Sunday, June 29, 2014


Once of my favorite phrases is "I was told there would be no math." Feel free to tell me where that comes from. I don't know--and don't particularly care. It completely suits my math-phobic life style. 

I have chosen a life bereft of math. My undergrad degree required NO MATH COURSES. My graduate degree required NO MATH COURSES. I use a calculator for the most menial of numerical chores. And, if necessary, I use my fingers. I'm that person who, when determining the hours between 1p and 7p says "Let's see. That's 1 to 2, 2 to 3, 3 to 4, 4 to 5, 5 to 6, 6 to 7. That would be 6 hours." Every freaking time. 

I am not stupid. No, indeed. I am not. But there are certain areas of my brain that do not function particularly well. Learn all about the Affordable Care Act and how it interacts with Special Needs Trusts? I'm obsessively all over that. Percentages? Not so much.

Allow me to demonstrate. I am finally going to put up a pair of curtains in Annie's room. Now, Annie doesn't actually live in her room. She lives some place else. Minnesota. Or North Dakota. Or anyplace but here. But she does, on occasion, deign to take up residence in Oak Park.

And, when she does, her Grandma (otherwise known as my mother) has a fit because Annie hasn't had any curtains over her windows.
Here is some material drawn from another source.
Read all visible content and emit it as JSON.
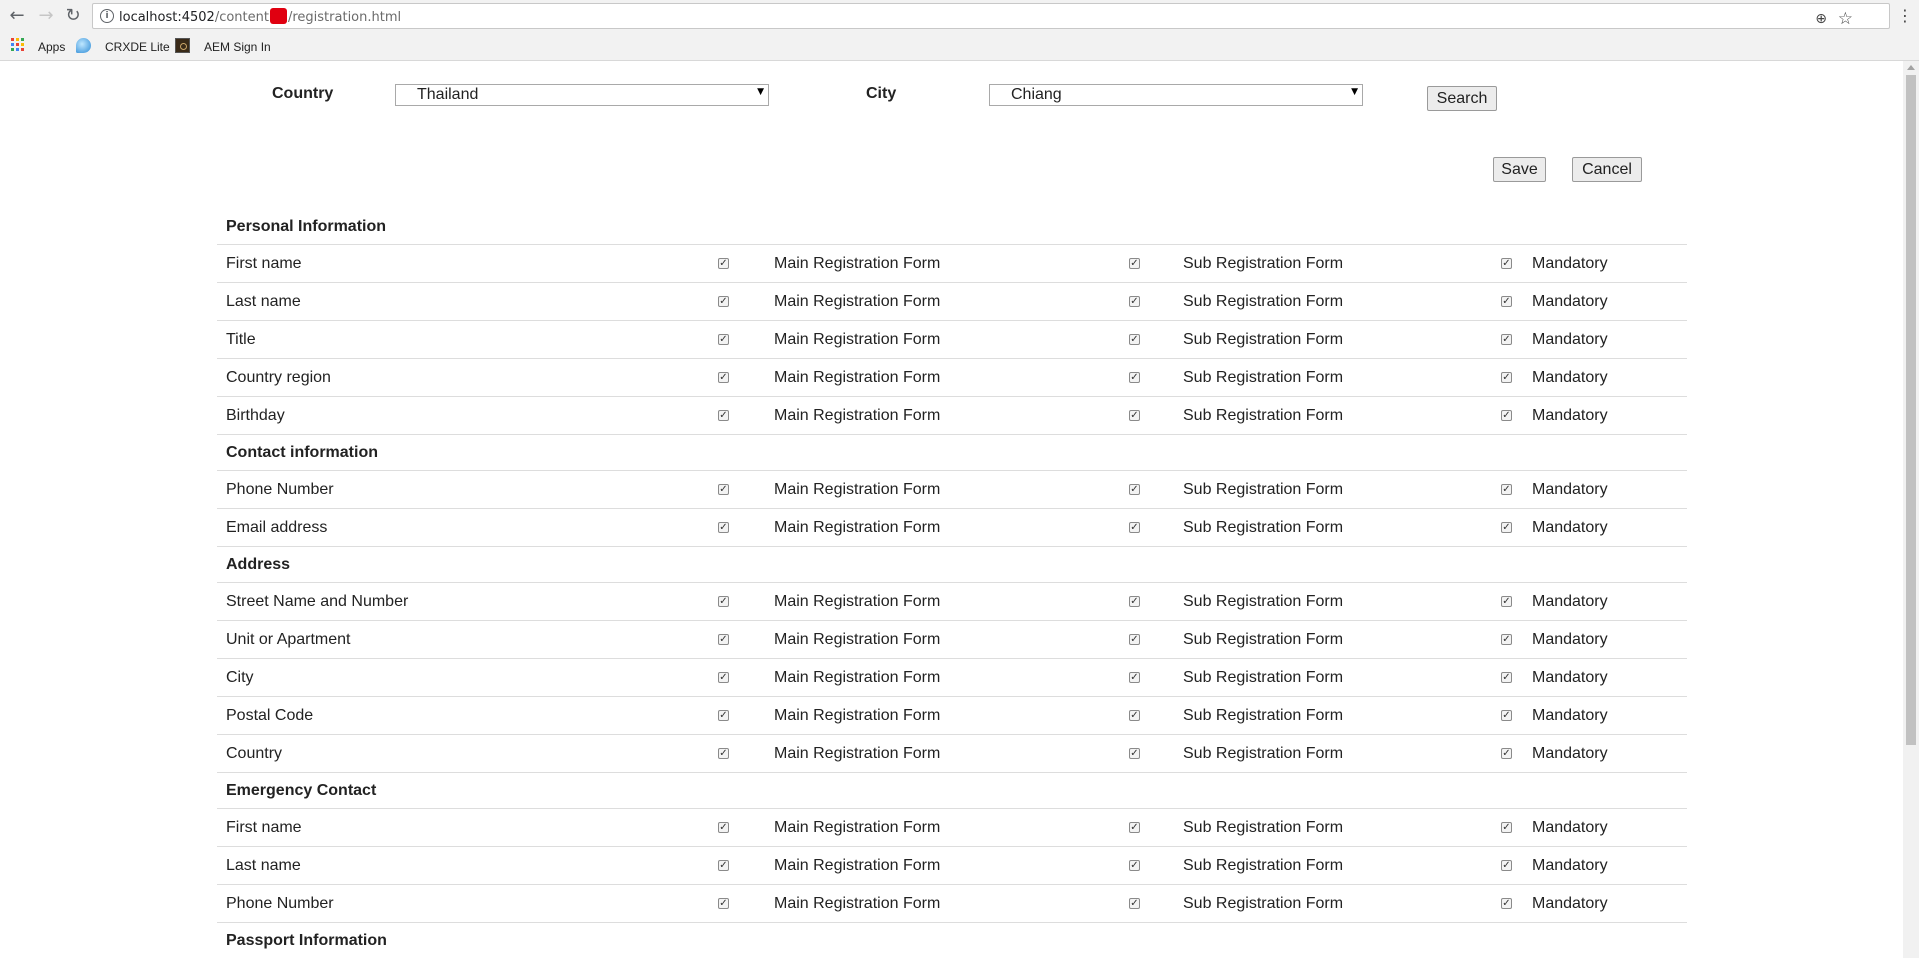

Grandma is convinced that lurking males are looking into her windows and watching her and waiting to molest her adorable self. 

No, she doesn't change in the room without curtains, and she doesn't walk around unclothed. She just sleeps and hangs out there, fully clothed. 

Nevertheless, I am making Grandma happy and finally applying cloth to window to save Annie from prying eyes. And, of course, I purchased curtains that are 16 inches too long. 

OK. I can solve this problem. I can sew. I have a sewing machine. It is a Singer. Portable Electric. It is 98 years old. The instructions tell me that it can be operated on either alternating current or direct current. How's that for diversity? And all I need to do is sew a straight line across the curtain, making it 16 inches shorter.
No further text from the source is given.